Neue Leber, geschwächtes Immunsystem
Nach 14 Tagen ist Lotta wieder zuhause, die Leberfunktion stabil. Turbulenzen bringen ein Rotavirus und wenig später eine beginnende Lungenentzündung, denn «wie nach jeder Transplantation war auch Lottas Immunsystem durch die immunmodulierenden Medikamente am Boden», erklärt die Apothekerin. Lotta kommt notfallmässig ins Kinderspital nach Basel, dann nochmals nach Genf. Wieder zuhause muss sie zu den bisherigen Medikamenten ein zusätzliches Antibiotikum einnehmen.
Happy End dank Engeln
Jetzt lebt Lotta ganz normal, nimmt täglich pünktlich zweimal Immunsuppressivum ein, muss aktuell monatlich zum Hausarzt und alle 3 Monate zur Kontrolle nach Genf. «Wir sind glücklich, dass es bis heute zu keinen grösseren Komplikationen kam», blickt Jonas zurück. «Dass Lotta keinen Spitalablöscher hat, ist den Engeln in Genf zu verdanken», sind sich die Eltern einig. «Ohne sie und ohne die Organspende wäre Lotta früher oder später gestorben.» Nun ist die Welt für Hanna, Eva, Ina und Lotta wieder heil – wie das Akronym aus ihren Vornamen.

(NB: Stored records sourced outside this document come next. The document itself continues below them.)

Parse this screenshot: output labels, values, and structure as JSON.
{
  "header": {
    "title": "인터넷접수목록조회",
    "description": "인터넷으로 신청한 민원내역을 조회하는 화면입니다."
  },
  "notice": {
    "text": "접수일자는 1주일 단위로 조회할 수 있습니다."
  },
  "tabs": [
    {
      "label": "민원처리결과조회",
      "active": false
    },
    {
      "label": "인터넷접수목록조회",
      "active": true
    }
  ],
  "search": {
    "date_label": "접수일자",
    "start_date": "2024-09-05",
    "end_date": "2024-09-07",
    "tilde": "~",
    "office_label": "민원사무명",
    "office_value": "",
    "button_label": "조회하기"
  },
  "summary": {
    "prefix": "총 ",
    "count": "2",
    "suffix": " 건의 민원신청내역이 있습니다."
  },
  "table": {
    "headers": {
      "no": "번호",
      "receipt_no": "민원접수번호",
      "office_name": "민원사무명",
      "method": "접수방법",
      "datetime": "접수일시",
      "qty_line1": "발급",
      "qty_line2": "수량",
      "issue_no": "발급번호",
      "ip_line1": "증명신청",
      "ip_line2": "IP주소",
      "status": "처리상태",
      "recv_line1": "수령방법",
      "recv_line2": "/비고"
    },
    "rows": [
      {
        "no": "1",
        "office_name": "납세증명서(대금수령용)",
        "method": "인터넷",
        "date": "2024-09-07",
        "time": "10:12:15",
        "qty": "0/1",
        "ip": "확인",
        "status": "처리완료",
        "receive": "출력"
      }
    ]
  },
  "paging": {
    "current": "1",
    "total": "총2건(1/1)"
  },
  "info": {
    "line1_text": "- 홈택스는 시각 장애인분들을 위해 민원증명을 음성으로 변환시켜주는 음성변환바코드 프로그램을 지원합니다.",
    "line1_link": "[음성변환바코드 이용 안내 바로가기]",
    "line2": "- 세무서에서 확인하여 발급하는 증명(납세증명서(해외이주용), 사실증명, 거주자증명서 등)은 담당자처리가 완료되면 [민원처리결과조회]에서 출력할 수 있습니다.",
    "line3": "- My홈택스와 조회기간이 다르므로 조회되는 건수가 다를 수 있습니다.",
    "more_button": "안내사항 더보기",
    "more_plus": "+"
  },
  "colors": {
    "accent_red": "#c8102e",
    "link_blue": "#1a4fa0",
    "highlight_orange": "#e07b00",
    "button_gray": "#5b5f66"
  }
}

Stoffwechselzentrum des Körpers
Die Leber ist das zentrale Organ des gesamten Stoffwechsels und wiegt bei Erwachsenen ungefähr 1.5 bis 2 Kilo. Sie befindet sich im rechten Oberbauch und ist in 2 Hauptlappen unterteilt. Die wichtigsten Aufgaben der Leber sind die Umwandlung, Speicherung und Freisetzung von Zuckern und Fetten sowie die Produktion von Eiweissen. So stellt die Leber z. B. Gerinnungsfaktoren her, die für die Blutgerinnung unverzichtbar sind. Dazu kommt die Gallenproduktion zur Fettverdauung und Ausscheidung von Medikamenten und Giftstoffen. Die Leber ist eine Fabrik zur Verwertung der Nahrung und eine Kläranlage des Körpers. Sie ist sehr gut durchblutet und kann als einziges Organ sogar innerhalb kurzer Zeit wieder fast vollständig nachwachsen. Die Leberdurchblutung und Gallenwege sind aufgeteilt wie bei einem Baum mit seinen Ästen. Dies macht es möglich, die Leber relativ einfach zu teilen und so die 2 Leberlappen an 2 Empfängerinnen und Empfänger zu transplantieren – einen sogenannten Lebersplit.
Folgende Erkrankungen schädigen die Leber und können zu einem Leberversagen führen:
- Fehlbildungen der Gallenwege
- angeborene Stoffwechselerkrankungen
- Vergiftungen durch Medikamente oder Pilze
- Hepatitis B und C
- Autoimmunerkrankungen
- übermässiger Alkoholkonsum
- Fettleber
- Tumore
Leberversagen ist rasch tödlich
Ist die Leber stark geschädigt und eine Heilung nicht mehr möglich, ist eine Transplantation notwendig. Bei einem schweren Leberversagen drängt die Zeit, da die Leberfunktionen nicht künstlich ersetzt werden können, wie es zum Beispiel bei einem Nierenversagen mit der Dialyse möglich ist.